I could not help quoting the old proverb, but Nick only laughed.
“Unlucky in love! Looks like it, eh? Nan and I are a living disproof of all the saws. Ah, my Nan shall drive down the Ladies’ Mile in her carriage yet, and I shall perhaps fulfil what has been—next to Nan—my life’s dream!”
“What’s that?” I said.
“To be a power, Curran—a power for good in that terrible city—that Babylon in which I was born. I want to do something for the poor and the vicious; I want to help to save such helpless, deserted children as were Nan and I from the fate that, but for God’s mercy, might have been Nan’s fate and mine. I want to get into the English Parliament, Curran; I want to plead the cause of the friendless—to get protection for the children—justice for the hireling.”
There was a great solemnity in Nick’s tone, and a curious prophetic look in his eyes.
He had been talking it all over with Nan, he said. They were to be married in two months’ time, which was the limit she had fixed, and as soon as he was in a position to make a good start in the old country, he would leave Australia. And he would leave no stone unturned to clear himself of the charge, which would, he knew, cling to him through life, and hinder the useful career, which he might otherwise carve out for himself.

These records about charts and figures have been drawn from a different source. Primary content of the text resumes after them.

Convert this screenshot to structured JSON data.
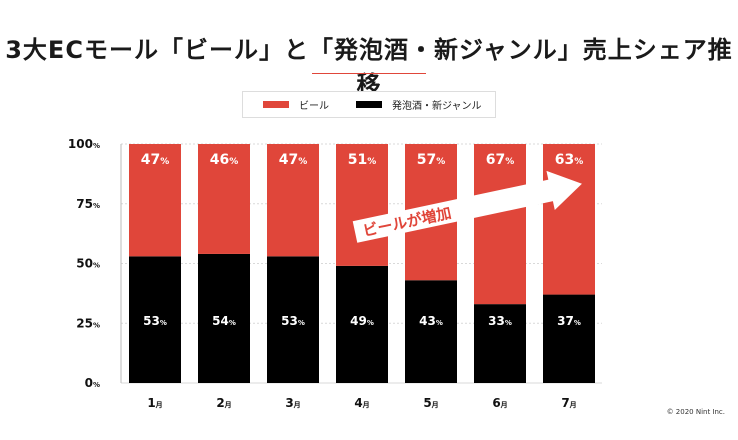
{
  "title": "3大ECモール「ビール」と「発泡酒・新ジャンル」売上シェア推移",
  "copyright": "© 2020 Nint Inc.",
  "colors": {
    "beer": "#e0463a",
    "happoshu": "#000000",
    "grid": "#d9d9d9"
  },
  "chart_data": {
    "type": "bar",
    "stacked": true,
    "categories": [
      "1月",
      "2月",
      "3月",
      "4月",
      "5月",
      "6月",
      "7月"
    ],
    "series": [
      {
        "name": "発泡酒・新ジャンル",
        "values": [
          53,
          54,
          53,
          49,
          43,
          33,
          37
        ]
      },
      {
        "name": "ビール",
        "values": [
          47,
          46,
          47,
          51,
          57,
          67,
          63
        ]
      }
    ],
    "ylim": [
      0,
      100
    ],
    "yticks": [
      0,
      25,
      50,
      75,
      100
    ],
    "value_suffix": "%",
    "legend": "top-center",
    "annotation": "ビールが増加"
  }
}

But I am getting away from the races. It was after Nick had won his race that a rather handsome man of a coarse, underbred type, well dressed, and looking what the Australians call “flash,” was brought up by a friend of Nan’s, and introduced as Mr. Tempest.
I was standing near Nan at the time. Nick had left her to see after something about his horse, and she was talking gaily to a little knot of her Eungella friends, elated at the good luck that had befallen Nick, and looking cool and fresh and surprisingly beautiful in her white dress which she had put on in honour of the occasion.

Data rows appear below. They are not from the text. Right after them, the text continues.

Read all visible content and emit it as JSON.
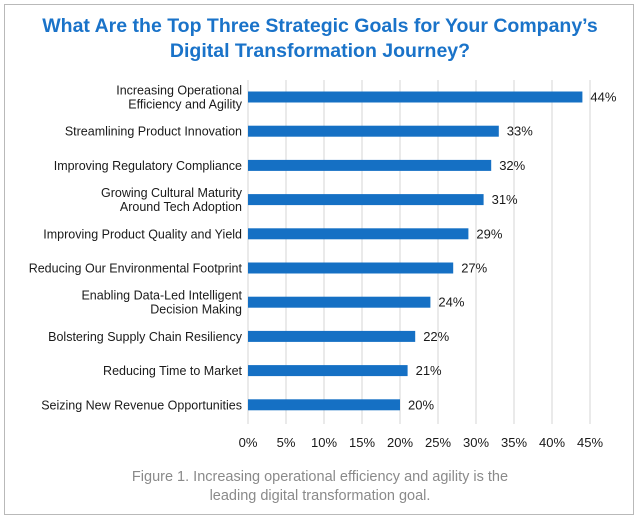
{
  "title": {
    "line1": "What Are the Top Three Strategic Goals for Your Company’s",
    "line2": "Digital Transformation Journey?"
  },
  "caption": {
    "line1": "Figure 1. Increasing operational efficiency and agility is the",
    "line2": "leading digital transformation goal."
  },
  "colors": {
    "bar": "#1570c4",
    "title": "#1a73c9",
    "grid": "#d4d4d4",
    "text": "#1a1a1a",
    "caption": "#8a8a8a"
  },
  "chart_data": {
    "type": "bar",
    "orientation": "horizontal",
    "title": "What Are the Top Three Strategic Goals for Your Company’s Digital Transformation Journey?",
    "categories": [
      [
        "Increasing Operational",
        "Efficiency and Agility"
      ],
      [
        "Streamlining Product Innovation"
      ],
      [
        "Improving Regulatory Compliance"
      ],
      [
        "Growing Cultural Maturity",
        "Around Tech Adoption"
      ],
      [
        "Improving Product Quality and Yield"
      ],
      [
        "Reducing Our Environmental Footprint"
      ],
      [
        "Enabling Data-Led Intelligent",
        "Decision Making"
      ],
      [
        "Bolstering Supply Chain Resiliency"
      ],
      [
        "Reducing Time to Market"
      ],
      [
        "Seizing New Revenue Opportunities"
      ]
    ],
    "values": [
      44,
      33,
      32,
      31,
      29,
      27,
      24,
      22,
      21,
      20
    ],
    "value_labels": [
      "44%",
      "33%",
      "32%",
      "31%",
      "29%",
      "27%",
      "24%",
      "22%",
      "21%",
      "20%"
    ],
    "xticks": [
      0,
      5,
      10,
      15,
      20,
      25,
      30,
      35,
      40,
      45
    ],
    "xtick_labels": [
      "0%",
      "5%",
      "10%",
      "15%",
      "20%",
      "25%",
      "30%",
      "35%",
      "40%",
      "45%"
    ],
    "xlim": [
      0,
      45
    ],
    "xlabel": "",
    "ylabel": "",
    "grid": true,
    "legend": false
  }
}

I had been noticing this “Mr. Tempest.” He was a recent arrival at the diggings, and I did not like his manner or appearance. He was loud, boastful, and vulgar, with a veneer of smartness—and an occasional lapse into ways, that would have disgraced a navvy.
Just now he was on his good behaviour. He had evidently been greatly struck with Nan, who was certainly the belle of the Stand. He made her a very low bow and said a few words of compliment.